Case: Reuven claimed that Shimon stole his vineyard and ate its fruit during the course of two years and also caused damage to the field by working it improperly. Reuven demands compensation; Shimon denies the story.

 

Ruling: If Reuven does not have witnesses, Shimon can swear and will be exempt from payment. If Reuven has witnesses, Shimon has to pay the value of the grapes at the time of harvest as estimated by Shimon with an oath. He does not have to pay for the devaluation of the field because of the rule that the laws of theft do not apply to fields.

That which the querier asked that one who stole the field should not have to pay for the grapes, just as one who grabbed another person’s boat in order to steal it does not have to pay for the use of the boat when it is returned (Bava Kama 97a) is making a faulty comparison.
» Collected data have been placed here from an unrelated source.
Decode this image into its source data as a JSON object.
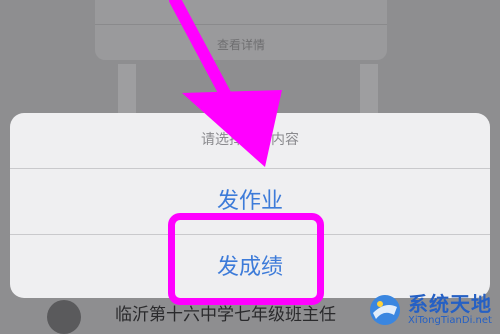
{
  "background": {
    "details_label": "查看详情",
    "bottom_text": "临沂第十六中学七年级班主任"
  },
  "action_sheet": {
    "title": "请选择发布内容",
    "options": [
      {
        "label": "发作业"
      },
      {
        "label": "发成绩"
      }
    ]
  },
  "annotation": {
    "arrow_color": "#ff00ff",
    "highlight_color": "#ff00ff"
  },
  "watermark": {
    "title": "系统天地",
    "url": "XiTongTianDi.net"
  },
  "colors": {
    "option_text": "#3d7bd9",
    "overlay": "#8e8e90",
    "brand": "#2560c4"
  }
}
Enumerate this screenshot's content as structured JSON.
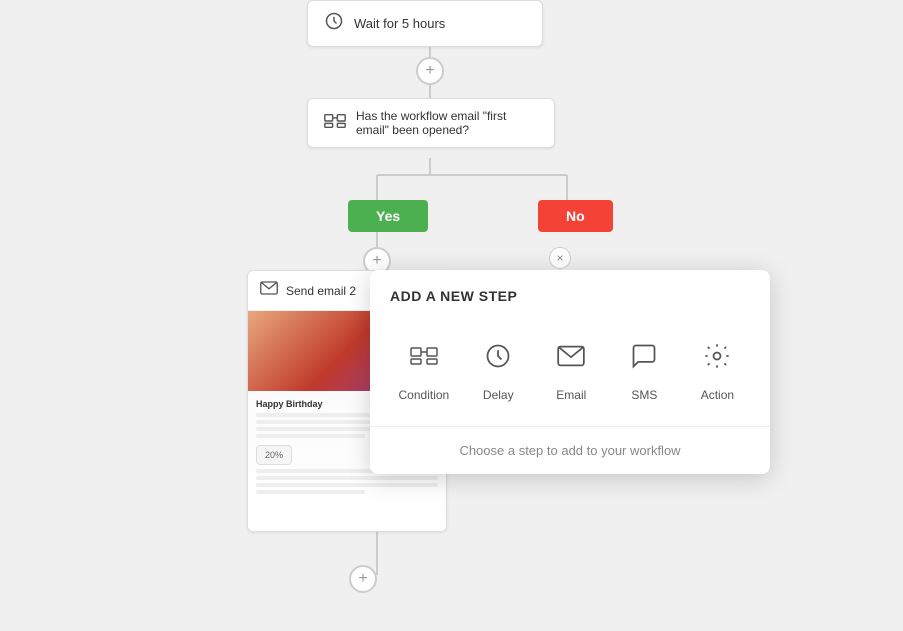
{
  "workflow": {
    "wait_node": {
      "label": "Wait for 5 hours",
      "icon": "clock"
    },
    "condition_node": {
      "label": "Has the workflow email \"first email\" been opened?",
      "icon": "condition"
    },
    "branches": {
      "yes_label": "Yes",
      "no_label": "No"
    },
    "email_node": {
      "label": "Send email 2"
    }
  },
  "modal": {
    "title": "ADD A NEW STEP",
    "steps": [
      {
        "id": "condition",
        "label": "Condition"
      },
      {
        "id": "delay",
        "label": "Delay"
      },
      {
        "id": "email",
        "label": "Email"
      },
      {
        "id": "sms",
        "label": "SMS"
      },
      {
        "id": "action",
        "label": "Action"
      }
    ],
    "footer_text": "Choose a step to add to your workflow"
  },
  "add_button_label": "+",
  "close_button_label": "×"
}
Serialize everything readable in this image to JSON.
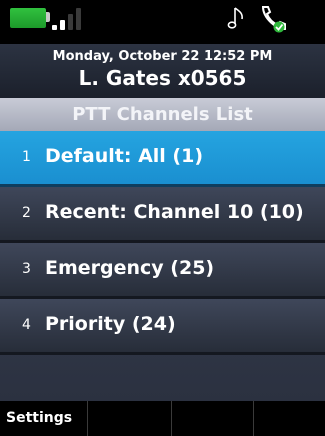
{
  "status_bar": {
    "battery_icon": "battery-icon",
    "battery_color": "#2fb83c",
    "signal_icon": "signal-strength-icon",
    "signal_bars_active": 2,
    "signal_bars_total": 4,
    "music_icon": "music-note-icon",
    "headset_icon": "headset-icon",
    "headset_check_color": "#2fb83c"
  },
  "header": {
    "datetime": "Monday, October 22 12:52 PM",
    "user": "L. Gates x0565"
  },
  "list": {
    "title": "PTT Channels List",
    "items": [
      {
        "number": "1",
        "label": "Default: All (1)",
        "selected": true
      },
      {
        "number": "2",
        "label": "Recent: Channel 10 (10)",
        "selected": false
      },
      {
        "number": "3",
        "label": "Emergency (25)",
        "selected": false
      },
      {
        "number": "4",
        "label": "Priority (24)",
        "selected": false
      }
    ]
  },
  "softkeys": {
    "settings": "Settings",
    "key2": "",
    "key3": "",
    "key4": ""
  },
  "colors": {
    "selected_row": "#1f9ad8",
    "row": "#343b4c",
    "title_bar": "#b6b9c6"
  }
}
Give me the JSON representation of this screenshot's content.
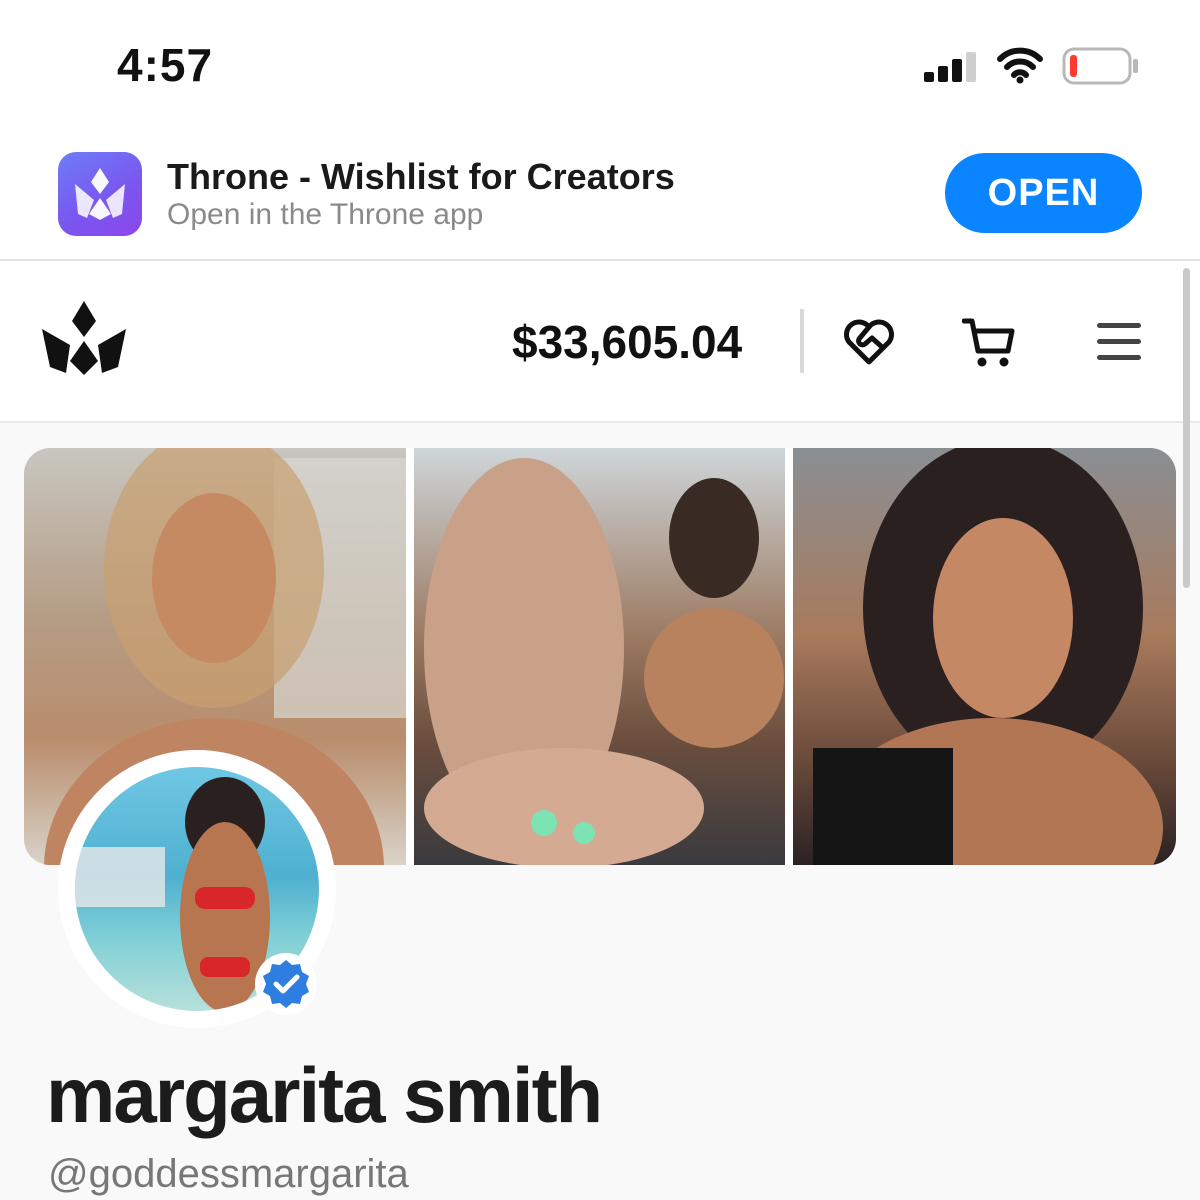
{
  "status_bar": {
    "time": "4:57",
    "icons": [
      "signal-icon",
      "wifi-icon",
      "battery-icon"
    ],
    "battery_level": 0.1
  },
  "app_banner": {
    "title": "Throne - Wishlist for Creators",
    "subtitle": "Open in the Throne app",
    "open_label": "OPEN",
    "icon": "throne-app-icon",
    "accent_color": "#0a84ff"
  },
  "header": {
    "logo": "throne-logo",
    "balance": "$33,605.04",
    "icons": [
      "heart-handshake-icon",
      "cart-icon",
      "menu-icon"
    ]
  },
  "cover_photos": [
    {
      "alt": "cover-photo-1"
    },
    {
      "alt": "cover-photo-2"
    },
    {
      "alt": "cover-photo-3"
    }
  ],
  "profile": {
    "name": "margarita smith",
    "handle": "@goddessmargarita",
    "verified": true,
    "verified_color": "#2e7de0"
  }
}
The halachot  are totally different in regard to movable objects (including a boat) and land. When one steals a movable object and makes a change in it, he acquires halachic control over it and therefore whatever benefit he receives from it is his own. One example is that if one stole wood and made utensils out of them, he has to pay the original owner only according to the value of the wood at the time of the theft (ibid. 93b).

In regard to stolen land, since the land is not halachically considered to be stolen, it is always in the possession of the original owner. As a result, if during the time it was practically controlled by the thief it was damaged by a flood, the thief can just leave the field and tell the owner, “Your field is before you” and not pay for the devaluation (ibid. 117b). This distinction has a negative ramification for the thief as well. The fruit that grow are the fruit of the original owner. Therefore, every year of the theft, when he harvested them, he was harvesting the owner’s fruit and must pay for them according to the time of the harvesting/theft of the fruit. Similarly, if he stole another person’s slaves he has to pay their owner the value of the work of the slaves.

We can prove that this distinction is true from the gemara’s discussion of the status of slaves – whether they are compared to land (as we rule) or to movable objects. The gemara (Bava Kama 97a) cites a statement that if one grabs someone’s slave and works him, he is exempt from paying, and the gemara concludes from that source that the status of a slave must be like that of a movable object. In other words, if it were like land, he would have to pay for the work.

Thus, the answers to both questions are based on the same premise. The field is not stolen, and therefore the thief is not obligated to pay for depreciation, but the fruit that grow in it belong to the owner. One who stole the fruit has to pay the owner as one who stole movable objects (which they are after the harvesting).